Délocalisation chez Valéo : l’Etat, premier actionnaire, laisse faire

François Ruffin interpelle Bruno Le Maire, ministre de l'Economie, sur la situation du site Valéo à Amiens

Un rappel, d’emblée : vous êtes, l’Etat est, le premier actionnaire de Valéo. Et pourtant, votre silence, votre impuissance, semblent la règle.

Mercredi 5 juillet, la direction du site de Valeo Amiens a annoncé aux syndicats un « plan de sauvegarde de l’emploi » prévoyant « 89 suppressions de postes avec l’arrêt des embrayages pour boîtes manuelles simples ». Un vrai coup de massue pour les salariés : « Tout le monde est abattu » rapporte Freddy Leonardi, délégué CGT de l’entreprise.

Cette annonce n’a malheureusement rien de surprenant, pour qui suit le dossier.
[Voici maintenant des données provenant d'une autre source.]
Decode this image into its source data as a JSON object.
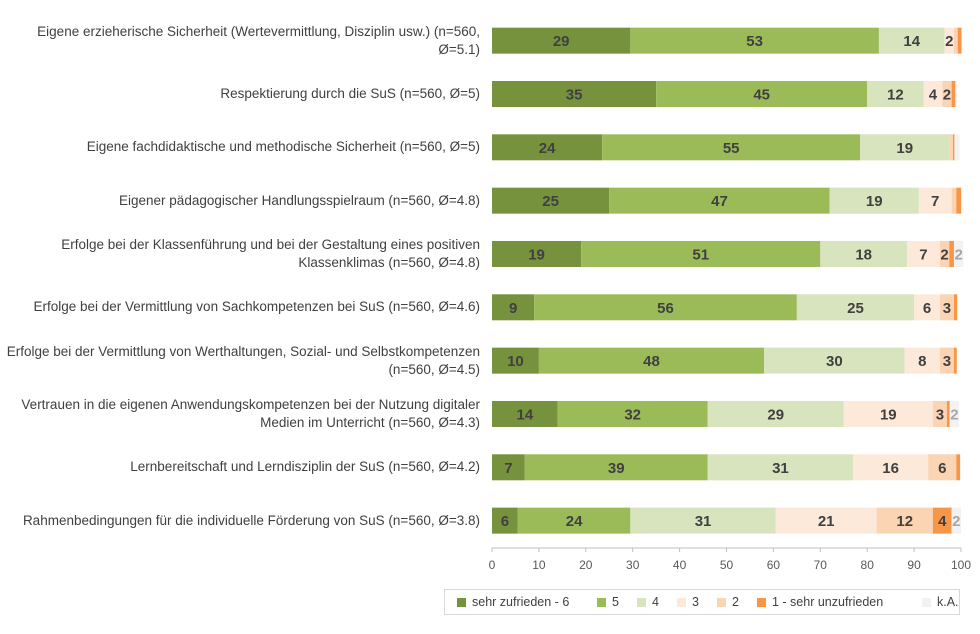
{
  "chart_data": {
    "type": "bar",
    "orientation": "horizontal",
    "stacked": true,
    "xlim": [
      0,
      100
    ],
    "xticks": [
      0,
      10,
      20,
      30,
      40,
      50,
      60,
      70,
      80,
      90,
      100
    ],
    "grid": false,
    "legend_position": "bottom-right",
    "categories": [
      "Eigene erzieherische Sicherheit (Wertevermittlung, Disziplin usw.) (n=560, Ø=5.1)",
      "Respektierung durch die SuS (n=560, Ø=5)",
      "Eigene fachdidaktische und methodische Sicherheit (n=560, Ø=5)",
      "Eigener pädagogischer Handlungsspielraum (n=560, Ø=4.8)",
      "Erfolge bei der Klassenführung und bei der Gestaltung eines positiven Klassenklimas (n=560, Ø=4.8)",
      "Erfolge bei der Vermittlung von Sachkompetenzen bei SuS (n=560, Ø=4.6)",
      "Erfolge bei der Vermittlung von Werthaltungen, Sozial- und Selbstkompetenzen (n=560, Ø=4.5)",
      "Vertrauen in die eigenen Anwendungskompetenzen bei der Nutzung digitaler Medien im Unterricht (n=560, Ø=4.3)",
      "Lernbereitschaft und Lerndisziplin der SuS (n=560, Ø=4.2)",
      "Rahmenbedingungen für die individuelle Förderung von SuS (n=560, Ø=3.8)"
    ],
    "series": [
      {
        "name": "sehr zufrieden - 6",
        "color": "#76923c",
        "values": [
          29.5,
          35,
          23.5,
          25,
          19,
          9,
          10,
          14,
          7,
          5.5
        ]
      },
      {
        "name": "5",
        "color": "#9bbb59",
        "values": [
          53,
          45,
          55,
          47,
          51,
          56,
          48,
          32,
          39,
          24
        ]
      },
      {
        "name": "4",
        "color": "#d7e4bd",
        "values": [
          14,
          12,
          19,
          19,
          18.5,
          25,
          30,
          29,
          31,
          31
        ]
      },
      {
        "name": "3",
        "color": "#fde9d9",
        "values": [
          2,
          4,
          0,
          7,
          7,
          5.5,
          7.5,
          19,
          16,
          21.5
        ]
      },
      {
        "name": "2",
        "color": "#fbd4b4",
        "values": [
          0.8,
          2,
          0.8,
          1,
          2,
          3,
          3,
          3,
          6,
          12
        ]
      },
      {
        "name": "1 - sehr unzufrieden",
        "color": "#f79646",
        "values": [
          0.8,
          0.8,
          0.3,
          1,
          1,
          0.7,
          0.6,
          0.6,
          0.8,
          4
        ]
      },
      {
        "name": "k.A.",
        "color": "#f2f2f2",
        "values": [
          0.1,
          0.4,
          1.1,
          0.2,
          2,
          0,
          0,
          2,
          0.2,
          2
        ]
      }
    ],
    "data_labels": [
      [
        "29",
        "53",
        "14",
        "2",
        "",
        "",
        ""
      ],
      [
        "35",
        "45",
        "12",
        "4",
        "2",
        "",
        ""
      ],
      [
        "24",
        "55",
        "19",
        "",
        "",
        "",
        ""
      ],
      [
        "25",
        "47",
        "19",
        "7",
        "",
        "",
        ""
      ],
      [
        "19",
        "51",
        "18",
        "7",
        "2",
        "",
        "2"
      ],
      [
        "9",
        "56",
        "25",
        "6",
        "3",
        "",
        ""
      ],
      [
        "10",
        "48",
        "30",
        "8",
        "3",
        "",
        ""
      ],
      [
        "14",
        "32",
        "29",
        "19",
        "3",
        "",
        "2"
      ],
      [
        "7",
        "39",
        "31",
        "16",
        "6",
        "",
        ""
      ],
      [
        "6",
        "24",
        "31",
        "21",
        "12",
        "4",
        "2"
      ]
    ]
  }
}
Le 29 octobre 2019, je vous signalais déjà les inquiétudes des salariés quant à d’éventuelles délocalisations : « C’est tout l’avenir du site amiénois qui paraît bien sombre. Depuis plusieurs années, hormis le projet Self Adjusting Technology, aucune nouvelle production n’est proposée à Amiens. Le site périclite, avec des « embrayages » historiques, vieillissants. Ceci, alors que de nombreuses innovations sont conçues au centre de recherche Valeo-Amiens, mais sont produites ailleurs. […] L’État, détenteur de 7,34 % du capital, est le premier actionnaire de Valeo. Le Gouvernement pourrait donc veiller à ce que [les] produits conçus au pays soient aussi fabriqués ici. » Vous ne m’aviez pas répondu à l’époque : oui, plus de trois années se sont écoulées sans la moindre réponse de votre part. Le ferez-vous cette fois-ci ?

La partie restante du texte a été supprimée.